Девушка гордилась своими приемными родителями и не скрывала этого. Она вообще ничего не скрывала. Ее откровенность и доверчивость вызывала у Николая трепетную нежность и страх спугнуть разговорившуюся вдруг девочку неосторожным словом или взглядом. Казалось бы — детский лепет, отмахнись, но он не мог. Что-то незримо все крепче связывало его с ней, еще неосознанно, но все четче и сильней.

Ее переживания, в чем-то наивные, в чем-то глупые, в чем-то действительно стоящие внимания, воспринимались им всерьез, и так, будто свои.

Странное состояние, непривычное, непонятное для него.

Чем же она задела? Что в ней?

— Я уверен, твои близкие гордятся тобой.

Девушка помолчала и призналась горячим, щемящим в своей невинно-наивной тоске шепотом:

— Вы когда-нибудь совершали отвратительный поступок? Нет, вы — нет, — вздохнула. — А я да. То, что я сделала, ужасно. Прошло много лет, а мне до сих пор стыдно, и я не знаю, как исправить, как изменить. Не могу забыть.

— Что же такого ужасного ты совершила?

Он был уверен — ничего плохого, какая-нибудь мелочь, возведенная в ранг беды. И был сражен услышанным, тем надрывом в голосе, с которым она выдала совершенно неожиданное:

— Когда я была маленькой, соседка оставила свою дочку у нас, чтобы Надя присмотрела. Она два персика дала, дочери и мне. Один подбитый, другой целый и спелый. Он ее девочке… Ей всего два годика было, а мне восемь… Я сподличала, съела целый. Я знала, что поступаю дурно, понимала… и сделала. Мне слова не сказали, но… лучше бы убили.

Девушка всхлипнула, и Николай испугался, что она заплачет — сел, вглядываясь в ее очертания в темноте. Лена не плакала, уткнулась в подушку, пряча лицо от стыда.

И в этот миг он понял, что ему все равно, сколько ей лет, все равно, сколько ему. Не забыть ему ее, встречи, что словно сама судьба устроила, этой ночи и признания, над которым бы посмеяться с высоты своих лет, опыта, что все больше в грязь окунает и ничему уже удивляться не дает, а верить заставляет с трудом.
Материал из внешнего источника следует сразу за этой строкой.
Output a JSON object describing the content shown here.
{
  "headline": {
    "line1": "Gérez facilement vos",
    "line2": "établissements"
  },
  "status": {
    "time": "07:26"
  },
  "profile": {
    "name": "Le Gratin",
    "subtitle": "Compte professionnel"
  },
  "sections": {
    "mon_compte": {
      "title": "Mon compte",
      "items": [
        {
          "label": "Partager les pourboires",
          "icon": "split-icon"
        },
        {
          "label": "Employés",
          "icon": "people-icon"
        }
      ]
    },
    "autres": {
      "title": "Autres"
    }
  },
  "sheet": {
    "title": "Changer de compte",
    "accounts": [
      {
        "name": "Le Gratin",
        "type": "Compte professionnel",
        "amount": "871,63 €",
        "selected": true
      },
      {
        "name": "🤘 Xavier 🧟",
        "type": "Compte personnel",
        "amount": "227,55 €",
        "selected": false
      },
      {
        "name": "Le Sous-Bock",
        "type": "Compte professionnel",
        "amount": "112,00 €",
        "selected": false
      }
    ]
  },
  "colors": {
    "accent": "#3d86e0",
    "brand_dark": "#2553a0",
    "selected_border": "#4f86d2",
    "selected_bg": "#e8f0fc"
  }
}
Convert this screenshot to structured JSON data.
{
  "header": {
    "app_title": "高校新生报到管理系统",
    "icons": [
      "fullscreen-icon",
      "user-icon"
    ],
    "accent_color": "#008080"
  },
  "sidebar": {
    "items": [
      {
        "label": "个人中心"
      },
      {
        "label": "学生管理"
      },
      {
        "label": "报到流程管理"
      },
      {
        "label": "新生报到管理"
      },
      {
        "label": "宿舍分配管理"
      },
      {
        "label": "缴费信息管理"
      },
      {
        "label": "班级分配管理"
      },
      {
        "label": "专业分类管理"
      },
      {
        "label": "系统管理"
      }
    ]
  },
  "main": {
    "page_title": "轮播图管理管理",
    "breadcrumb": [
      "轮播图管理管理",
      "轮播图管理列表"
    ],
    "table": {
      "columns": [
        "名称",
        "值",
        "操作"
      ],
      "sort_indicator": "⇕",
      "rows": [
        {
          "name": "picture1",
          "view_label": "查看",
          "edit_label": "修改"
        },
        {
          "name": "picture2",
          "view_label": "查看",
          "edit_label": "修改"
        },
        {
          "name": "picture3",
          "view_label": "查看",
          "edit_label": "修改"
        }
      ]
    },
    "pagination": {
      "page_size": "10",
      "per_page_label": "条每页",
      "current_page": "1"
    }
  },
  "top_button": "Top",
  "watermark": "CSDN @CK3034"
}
Иллюзий он давно лишился, еще в тридцать седьмом, который его семью чудом обошел, но близких знакомых вымел начисто. На мать его тогда соседка донос написала и взяли ту ночью. Николай не знал, что делать и что думать. А на руках сестренка десятилетняя, больная. Ревела сутки, не успокаиваясь, потом слегла и не вставала неделю. Он думал — умрет, извелся за нее и за мать. А потом услышал, как соседка по коммуналке другой рассказывает, что и как сделала, да почему. «Хороший» у нее аргумент был — комнату Саниных занять хотела.

Он недолго думал — ночь. А утром пошел и такую историю в НКВД рассказал про ту соседку, что через день мать домой вернулась, а доносчицу в ту же ночь взяли. Никому он о том не рассказывал, как и о том, какие бумаги подписал. И грехом не считал — мать вернулась, сестренка выжила, квартира отдельная теперь у них. Какой ценой — его дело, ему рассчитываться. Да, сотрудничает, да, пишет, но не сдает и не предает своих, а таких как та соседка только так и давить надо. Хоть так. Прав, не прав — правда у каждого своя, хоть и кричат — одна на всех. Он свою выбрал, с ней и шагает. Молча, без всяких угрызений.

А эта девочка съеденный персик в грех возвела…

— Ты москвичка?

Лена удивленно посмотрела на него:

— Да.

— Где живешь?

— На тверской.

— Серьезно? В каком доме?

— В двенадцатом, а что?

— Да ты что? Случайно не в двадцать четвертой квартире?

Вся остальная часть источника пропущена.